Each day, our experiences with brands reshape our perceptions of them. These perceptions then influence our behaviour, which has a direct impact on sales. Researchers have, for decades, sought to measure how experiences shape behaviour as a key determinant of commercial success.
I’ve been thinking about the endless debate around how we measure the outcomes of experience. Harvard Business Review articles have appeared regularly espousing new advice about what we should be measuring. In the 70s, it started with Overall Satisfaction. Then we were told to measure Overall Performance because the experiences should match the value of the customer. Then loyalty was the thing because satisfied customers often leave and what we really care about is lifetime customer value.
Around the turn of the millennia, Fred Reichheld, Bain & Company invented the Net Promotor Score (NPS). This was the ‘one number that matters’ and it spread like the pox.

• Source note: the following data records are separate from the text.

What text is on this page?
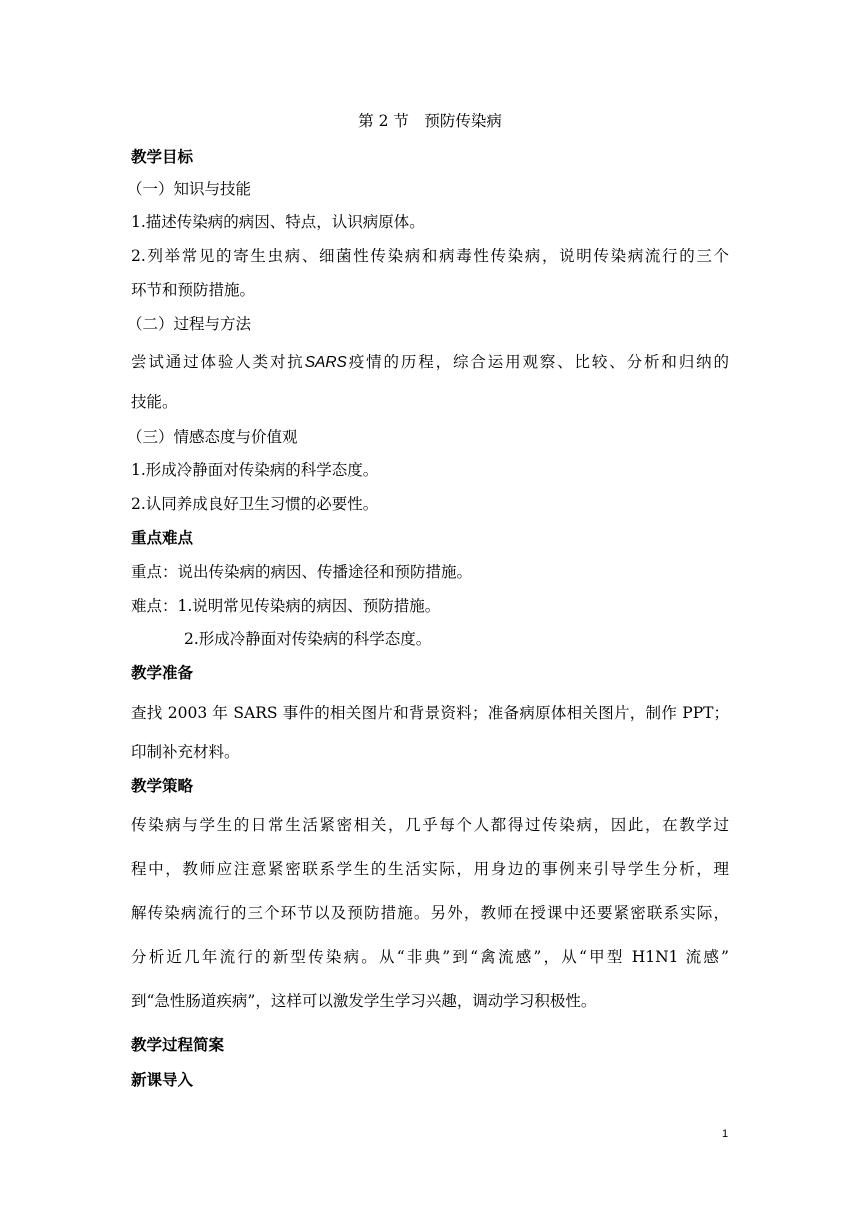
第 2 节　预防传染病
教学目标
（一）知识与技能
1.描述传染病的病因、特点，认识病原体。
2.列举常见的寄生虫病、细菌性传染病和病毒性传染病，说明传染病流行的三个
环节和预防措施。
（二）过程与方法
尝试通过体验人类对抗SARS疫情的历程，综合运用观察、比较、分析和归纳的
技能。
（三）情感态度与价值观
1.形成冷静面对传染病的科学态度。
2.认同养成良好卫生习惯的必要性。
重点难点
重点：说出传染病的病因、传播途径和预防措施。
难点：1.说明常见传染病的病因、预防措施。
2.形成冷静面对传染病的科学态度。
教学准备
查找 2003 年 SARS 事件的相关图片和背景资料；准备病原体相关图片，制作 PPT；
印制补充材料。
教学策略
传染病与学生的日常生活紧密相关，几乎每个人都得过传染病，因此，在教学过
程中，教师应注意紧密联系学生的生活实际，用身边的事例来引导学生分析，理
解传染病流行的三个环节以及预防措施。另外，教师在授课中还要紧密联系实际，
分析近几年流行的新型传染病。从“非典”到“禽流感”，从“甲型 H1N1 流感”
到“急性肠道疾病”，这样可以激发学生学习兴趣，调动学习积极性。
教学过程简案
新课导入
1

Confused? I was. Cynical? I still am.
How do these measures all relate to one another? If you ask someone to rate satisfaction, loyalty, performance and advocacy, are they just expressing the same feeling in different ways? Is the fine tuning of scaling around different measures just over clever sophistry? The answers to these questions matter. Every question we ask on a survey adds to its duration. The Evolved Group engages with over 6 million people a year and if asking four questions instead of one takes an additional minute, then we have taken up 83,333 hours (3,472 days) of their time. That’s not very respectful of people’s time, which is something we care about at The Evolved Group.
To get some answers, we decided to ask over 700 Australians to rate their superannuation fund performance on:
Our method of data collection was a traditional online survey from a large research panel. Apologies to the panel members for inflicting this survey on them, as it goes against our ethos. But we needed to know, in the name of science!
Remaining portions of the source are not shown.